By Ann Rubin
Centralia, IL (KSDK) - Firing the fire department. That's on the table in Centralia, Illinois as the mayor looks at ways to cut the budget.
The city is considering trading professionals for volunteers if a contract agreement can't be reached.
But what he sees as an economic emergency, firefighters consider a matter of public safety.
The mayor says when he took office he inherited a $1.5 million deficit. He's asking all departments, operating engineers, police and fire, to do more with less. There have been layoffs in all but the fire department.
"This is just about economics. We have to cut costs. We have to. We have no money," said Mayor Tom Ashby.
But the fire department, which has been in contract talks with the city since November, has big concerns. Centralia wants to freeze firefighter salaries and reduce insurance costs among other things.
The town of 13,000 people spent $3 million dollars on the fire department last year, according to officials. They say that needs to change. If not, they might consider moving to a privately contracted fire department, or even go with volunteers.

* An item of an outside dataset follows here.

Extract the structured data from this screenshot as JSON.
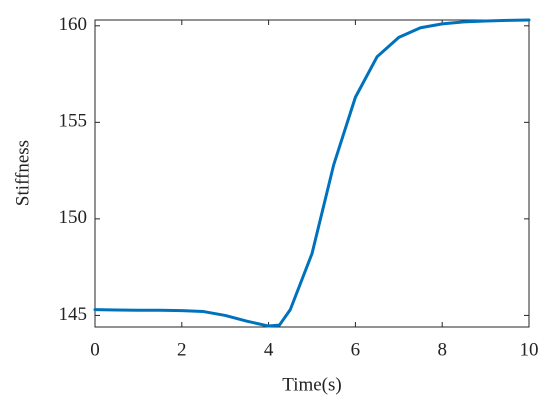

"We don't feel that there's any headway with the fire department. That's why we have to, as a responsibility to the citizens of Centralia that we have to make sure we explore our options," said Ashby.
The firefighters hope it doesn't come to that. They think contract talks can still be salvaged.
In the meantime, their union is asking for arbitration.
"We feel that we are making progress. We are open to any and all ideas," said Adam Ruderman, District 3 Vice President of the Associated Firefighters of Illinois.
Residents hope compromise is in the cards. They say in this economy, Centralia is suffering enough.
"If they have volunteers, I'm sure they would do a good job trying to get there too. It's just loss of jobs for a lot of people, which is what all of Centralia is kind of suffering right now anyway," said Beth Kleiboeker.
There are potentially 22 firefighter jobs on the line. And, in a town where the unemployment rate is 12.3 percent, both sides say they're hopeful an agreement can ultimately be reached.